Dec. 1st, 2005

j4: (goth)
So people want me to write about hats... a somewhat surprising outcome for the poll, but never let it be said that I ignore my readers' wishes.

See, all I was actually going to say was that I was trying to find a hat for [livejournal.com profile] addedentry, and it proved nearly impossible to find the style he wants (something like this) for under 20 quid. It's easy to buy a cheap beanie, or a hat with big earflaps, or any number of ridiculous pointy/floppy/silly hats with bells and quite probably even whistles; but try to buy a sensible-shaped hat in a warm fleecy fabric for a price that won't leave you feeling gutted when you inevitably leave the damn thing on a train, and straight away the fashionable world of accessories turns its boho back on you.

However, I really enjoy the searching process, whatever I'm trying to buy; I enjoy updating my mental matrix of shops and products and prices, and trying to get the best deal. Hatless in Cambridge )

All this hat-hunting got me thinking about my own headgear. For I shall consider my hat... )

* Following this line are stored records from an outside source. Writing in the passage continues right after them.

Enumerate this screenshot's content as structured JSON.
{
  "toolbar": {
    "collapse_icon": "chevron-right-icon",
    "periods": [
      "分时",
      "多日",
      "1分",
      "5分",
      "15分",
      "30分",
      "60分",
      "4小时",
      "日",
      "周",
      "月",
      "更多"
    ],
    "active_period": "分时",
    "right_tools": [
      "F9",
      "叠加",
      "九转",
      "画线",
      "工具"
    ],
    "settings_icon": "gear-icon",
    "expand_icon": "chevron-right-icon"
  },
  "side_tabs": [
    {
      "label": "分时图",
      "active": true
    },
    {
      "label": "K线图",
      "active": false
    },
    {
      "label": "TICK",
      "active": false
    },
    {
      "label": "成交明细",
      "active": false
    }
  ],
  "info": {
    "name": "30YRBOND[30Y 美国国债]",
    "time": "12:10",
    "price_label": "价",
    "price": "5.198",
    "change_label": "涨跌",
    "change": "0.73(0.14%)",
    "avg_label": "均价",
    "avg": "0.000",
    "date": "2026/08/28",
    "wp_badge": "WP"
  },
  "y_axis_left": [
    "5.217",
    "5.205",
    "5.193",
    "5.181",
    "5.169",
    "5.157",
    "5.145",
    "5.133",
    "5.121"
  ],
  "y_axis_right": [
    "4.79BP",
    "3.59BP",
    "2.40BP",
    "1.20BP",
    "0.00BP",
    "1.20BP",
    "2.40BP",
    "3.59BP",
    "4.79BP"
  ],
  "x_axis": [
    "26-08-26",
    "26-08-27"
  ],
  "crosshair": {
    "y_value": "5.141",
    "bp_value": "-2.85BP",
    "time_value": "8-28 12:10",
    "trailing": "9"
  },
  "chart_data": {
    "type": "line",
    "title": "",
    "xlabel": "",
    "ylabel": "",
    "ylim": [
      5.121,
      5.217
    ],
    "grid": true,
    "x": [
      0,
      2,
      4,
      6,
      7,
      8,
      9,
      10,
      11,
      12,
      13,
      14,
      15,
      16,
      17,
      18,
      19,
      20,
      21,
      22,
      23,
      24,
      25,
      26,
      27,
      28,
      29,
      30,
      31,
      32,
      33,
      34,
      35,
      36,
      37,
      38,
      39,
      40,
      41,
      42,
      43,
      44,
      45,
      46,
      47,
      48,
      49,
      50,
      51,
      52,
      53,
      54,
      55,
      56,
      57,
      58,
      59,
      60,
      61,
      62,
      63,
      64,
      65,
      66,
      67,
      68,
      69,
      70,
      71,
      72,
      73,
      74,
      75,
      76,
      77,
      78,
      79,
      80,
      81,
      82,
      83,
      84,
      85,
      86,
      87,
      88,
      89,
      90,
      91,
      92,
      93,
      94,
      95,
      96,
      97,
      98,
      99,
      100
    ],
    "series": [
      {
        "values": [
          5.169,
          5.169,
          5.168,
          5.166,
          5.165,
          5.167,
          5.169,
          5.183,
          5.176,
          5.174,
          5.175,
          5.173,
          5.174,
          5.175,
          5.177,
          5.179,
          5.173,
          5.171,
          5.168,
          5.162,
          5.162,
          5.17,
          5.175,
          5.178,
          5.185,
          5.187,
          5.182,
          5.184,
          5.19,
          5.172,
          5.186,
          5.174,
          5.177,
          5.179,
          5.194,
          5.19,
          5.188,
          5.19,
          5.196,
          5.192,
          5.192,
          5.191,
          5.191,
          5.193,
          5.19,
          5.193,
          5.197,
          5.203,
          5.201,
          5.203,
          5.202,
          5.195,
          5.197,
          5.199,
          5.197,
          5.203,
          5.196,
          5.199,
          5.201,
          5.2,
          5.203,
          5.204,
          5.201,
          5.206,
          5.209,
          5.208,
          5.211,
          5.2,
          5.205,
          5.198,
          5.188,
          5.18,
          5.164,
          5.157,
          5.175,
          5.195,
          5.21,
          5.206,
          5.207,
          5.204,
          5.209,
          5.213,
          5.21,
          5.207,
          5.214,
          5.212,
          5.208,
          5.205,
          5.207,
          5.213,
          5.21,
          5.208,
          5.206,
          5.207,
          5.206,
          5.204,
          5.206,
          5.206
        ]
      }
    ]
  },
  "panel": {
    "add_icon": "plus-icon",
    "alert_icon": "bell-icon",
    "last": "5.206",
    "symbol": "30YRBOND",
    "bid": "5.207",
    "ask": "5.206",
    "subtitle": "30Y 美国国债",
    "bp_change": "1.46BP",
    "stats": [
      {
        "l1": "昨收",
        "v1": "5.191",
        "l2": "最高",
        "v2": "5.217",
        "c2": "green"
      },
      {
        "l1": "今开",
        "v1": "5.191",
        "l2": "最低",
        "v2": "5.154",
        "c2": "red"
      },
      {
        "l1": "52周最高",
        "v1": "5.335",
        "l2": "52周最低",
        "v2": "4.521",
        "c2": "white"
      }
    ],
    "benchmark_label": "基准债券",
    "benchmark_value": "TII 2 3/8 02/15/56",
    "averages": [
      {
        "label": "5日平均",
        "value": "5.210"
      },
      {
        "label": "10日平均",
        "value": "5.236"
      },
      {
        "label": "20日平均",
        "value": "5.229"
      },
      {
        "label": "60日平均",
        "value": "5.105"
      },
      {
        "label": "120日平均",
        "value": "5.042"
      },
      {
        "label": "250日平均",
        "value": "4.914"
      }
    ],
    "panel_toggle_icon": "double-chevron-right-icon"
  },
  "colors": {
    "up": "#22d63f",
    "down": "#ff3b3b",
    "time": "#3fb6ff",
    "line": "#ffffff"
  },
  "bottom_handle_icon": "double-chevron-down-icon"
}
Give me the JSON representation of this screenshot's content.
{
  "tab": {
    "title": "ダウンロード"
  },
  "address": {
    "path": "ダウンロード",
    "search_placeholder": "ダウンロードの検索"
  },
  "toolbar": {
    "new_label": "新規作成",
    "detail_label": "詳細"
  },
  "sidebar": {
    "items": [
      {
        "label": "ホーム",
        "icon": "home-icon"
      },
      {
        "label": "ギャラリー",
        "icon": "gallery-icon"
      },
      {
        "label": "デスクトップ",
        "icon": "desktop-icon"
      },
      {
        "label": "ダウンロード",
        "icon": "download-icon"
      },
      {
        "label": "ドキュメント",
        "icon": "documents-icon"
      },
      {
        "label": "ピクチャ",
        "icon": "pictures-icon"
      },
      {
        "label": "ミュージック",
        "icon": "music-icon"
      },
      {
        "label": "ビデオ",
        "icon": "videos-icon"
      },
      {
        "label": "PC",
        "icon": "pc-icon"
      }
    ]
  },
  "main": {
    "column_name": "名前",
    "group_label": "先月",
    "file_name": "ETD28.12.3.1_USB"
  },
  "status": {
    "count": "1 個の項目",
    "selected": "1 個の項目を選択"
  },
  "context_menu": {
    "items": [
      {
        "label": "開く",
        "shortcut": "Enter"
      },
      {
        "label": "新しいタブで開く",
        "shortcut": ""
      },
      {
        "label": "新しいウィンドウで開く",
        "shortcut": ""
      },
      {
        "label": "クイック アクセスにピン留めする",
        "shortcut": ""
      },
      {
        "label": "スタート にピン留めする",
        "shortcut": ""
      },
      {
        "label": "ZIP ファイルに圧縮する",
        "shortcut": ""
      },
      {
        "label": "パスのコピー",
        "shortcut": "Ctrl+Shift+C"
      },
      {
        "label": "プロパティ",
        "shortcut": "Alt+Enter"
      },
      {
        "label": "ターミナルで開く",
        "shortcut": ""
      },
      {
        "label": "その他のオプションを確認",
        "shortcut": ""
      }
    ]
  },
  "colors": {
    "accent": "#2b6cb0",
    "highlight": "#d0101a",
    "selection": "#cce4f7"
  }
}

When I wear a hat, particularly the fedora, I'm very conscious of my hattedness, for want of a better word. The state of being A Person Who Is Wearing A Hat is foregrounded in my self-image, and my actions and mannerisms reflect that. I don't mean the obvious clichéd things like tipping one's hat to people (which I do occasionally, even though it looks ridiculous) or taking it\
off when going into church (which I did the other week, affected though it may be, after a minor crisis of etiquette: I suspect women should theoretically keep their heads covered, but I was wearing trousers and a man's hat, so I suited the action to the clothes) or, I suppose, throwing it into the air in glee (does anybody really do that?). No, I mean more subtle things like the way I walk, the way I incline my head. It's the way I see myself in my mind, the way I see myself (and, when hatted, I often look) reflected in shop windows; the shadow I cast, a shadow with its head clearly defined and delimited.

So much for the serious hats. But then there are festival hats, all the silly hats I've bought at Glastonbury and the Folk Festival but never actually worn. They're the sartorial equivalent of holiday flings: just passing glimpses of a person I might have wanted to be while the sun was shining and the music was playing. But at last year's Glastonbury, for the first time, I didn't buy a hat; perhaps for once I already knew who I wanted to be when I got there. We took umbrella-hats with us, and at one point in the middle of the epic 6-hour downpour I ventured out in pyjamas, sandals, cagoul and umbrella-hat, and the smiles and giggles I drew from the drenched masses would have made the hat a worthwhile purchase even if it hadn't actually turned out to be the handiest handsfree headcover I've ever owned. "Your hat is safe," said one guy who passed me. I think that was a compliment. Maybe I am a hat person after all.